Berlusconi loses parliamentarian elections in Italy
The result of the elections for representatives and senators in Italy disclosed the country’s political division. The dispute was waged between two party blocs: the center right coalition, “Casa delle Libertà” (House of Liberties) led by Prime Minister Silvio Berlusconi, and the center left coalition, “L’Unità” (Unity), headed by former prime minister Romano Prodi, who won by a narrow margin of 25 thousand votes (0.1%), not including votes from outside the Italian territory.
The result of the elections for representatives and senators in Italy disclosed the country’s political division. The dispute was waged between two party blocs: the center right coalition, “Casa delle Libertà” (House of Liberties) led by Prime Minister Silvio Berlusconi, and the center left coalition, “L’Unità” (Unity), headed by former prime minister Romano Prodi, who won by a narrow margin of 25 thousand votes (0.1%), not including votes from outside the Italian territory.
This small margin was not at all anticipated given the institutional support Prodi had from the European public opinion, as well as from Italian entrepreneurs and the middle class.
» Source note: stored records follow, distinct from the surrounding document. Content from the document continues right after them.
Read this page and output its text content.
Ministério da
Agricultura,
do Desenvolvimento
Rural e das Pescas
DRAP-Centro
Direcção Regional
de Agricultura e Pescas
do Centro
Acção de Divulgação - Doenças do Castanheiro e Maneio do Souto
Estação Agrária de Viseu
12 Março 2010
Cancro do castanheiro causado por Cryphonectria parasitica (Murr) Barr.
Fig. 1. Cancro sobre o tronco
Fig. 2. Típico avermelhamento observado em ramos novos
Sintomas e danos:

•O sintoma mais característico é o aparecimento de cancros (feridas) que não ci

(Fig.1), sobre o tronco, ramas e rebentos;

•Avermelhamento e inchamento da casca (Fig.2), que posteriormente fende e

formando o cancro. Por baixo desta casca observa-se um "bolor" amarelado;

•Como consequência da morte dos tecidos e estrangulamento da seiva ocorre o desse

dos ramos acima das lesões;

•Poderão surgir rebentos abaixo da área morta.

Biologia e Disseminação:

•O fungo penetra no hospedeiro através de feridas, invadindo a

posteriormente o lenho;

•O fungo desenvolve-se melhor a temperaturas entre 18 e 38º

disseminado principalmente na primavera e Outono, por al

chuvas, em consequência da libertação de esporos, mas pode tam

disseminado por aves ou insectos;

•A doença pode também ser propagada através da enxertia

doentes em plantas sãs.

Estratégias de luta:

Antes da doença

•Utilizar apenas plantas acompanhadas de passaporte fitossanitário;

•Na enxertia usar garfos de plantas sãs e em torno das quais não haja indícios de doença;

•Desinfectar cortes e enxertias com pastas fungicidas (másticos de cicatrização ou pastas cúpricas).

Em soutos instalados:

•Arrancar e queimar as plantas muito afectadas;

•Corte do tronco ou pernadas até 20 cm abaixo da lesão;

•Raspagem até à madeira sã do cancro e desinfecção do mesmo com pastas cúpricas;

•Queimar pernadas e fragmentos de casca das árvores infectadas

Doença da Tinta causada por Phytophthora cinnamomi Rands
Italy’s poor economic performance, the Italian participation in the war in Iraq and Berlusconi’s authoritarian style pointed to Prodi as the candidate of the common sense.
He will, however, have the majority in both legislative houses due to the electoral reform promoted by the outgoing government, which altered the electoral criterion to secure a broader majority to the winning party even if the party does not attain 50% plus 1 of the votes, a minimum of 340 seats in the House of Representatives, and also to allow Italians residing abroad to vote for the first time. The reasoning for the second reform was an anticipated conservatism of the foreign vote, an outcome which did not prove to be true. The reform obviously aimed at benefiting the right when elections occurred but the strategy backfired.
The House’s composition assured Prodi 348 representatives and 281 to Berlusconi, while in the Senate each bloc obtained 158 and 156 seats, respectively. It was the votes cast by Italians residing abroad which assured a majority in the Senate for the Prodi coalition, with “L’Unità” electing four senators out of five possible.
Of note was the virulence and unscrupulousness of the Berlusconi campaign, who repeatedly scorned the law by using his own communications network, Italy’s largest, in his favor. On the eve of the election he gave an interview to one of his own TV channels, infringing the law, an opportunity his opponent was not given.
He resorted to foul language when referring to the people who voted for the opposition, attacked the presence of the “Refundazione Comunista” in Prodi’s coalition and even came to say that Chinese communists in the Mao Zedong era “cooked babies to make manure”. The final act was to classify the election as fraudulent and ask for a vote recount, as if the government itself did not control the process. The recount was carried out and the result confirmed.
In the meantime, the recount was the formal argument chosen by the governments of the US and Great Britain to abstain from acknowledging the result in the days ensuing the election. The more likely motive for the faux pas was that Prodi had already announced that, as one of his first measures, he would withdraw the approximately 3000 Italian troops based in Iraq today. That does not mean, however, that his will be a progressive administration with regard to the economy, since Italian GDP growth has been feeble and both the budgetary deficit index and the public debt index are above the targets established by EU agreements.
Any comparison with the Brazilian electoral campaign this year, incidentally, is not a mere coincidence. The right’s aggressive posture is not circumscribed to Italy. Governmental elections opposing the right to the center left camp have become increasingly ideological, even when both sides present moderate programs.
In a recent visit to Brazil, Finland’s president, Tarja Halonen, recently reelected for another term, commented that she had begun her electoral campaign with high enough popularity to win in the first round, yet only won in a run-off election because of the intense attacks from the right’s candidate who, besides accusing her of communist/socialist, did not even spare her personal life. According to her, the electoral campaign in neighboring Sweden will track the same path.
Thus, what we are witnessing in Brazil, with the actions staged by the right and the elite against the PT, is not an isolated fact related exclusively to the Brazilian context. Apparently neoliberalism is trying to pursue its more orthodox political and economic agendas.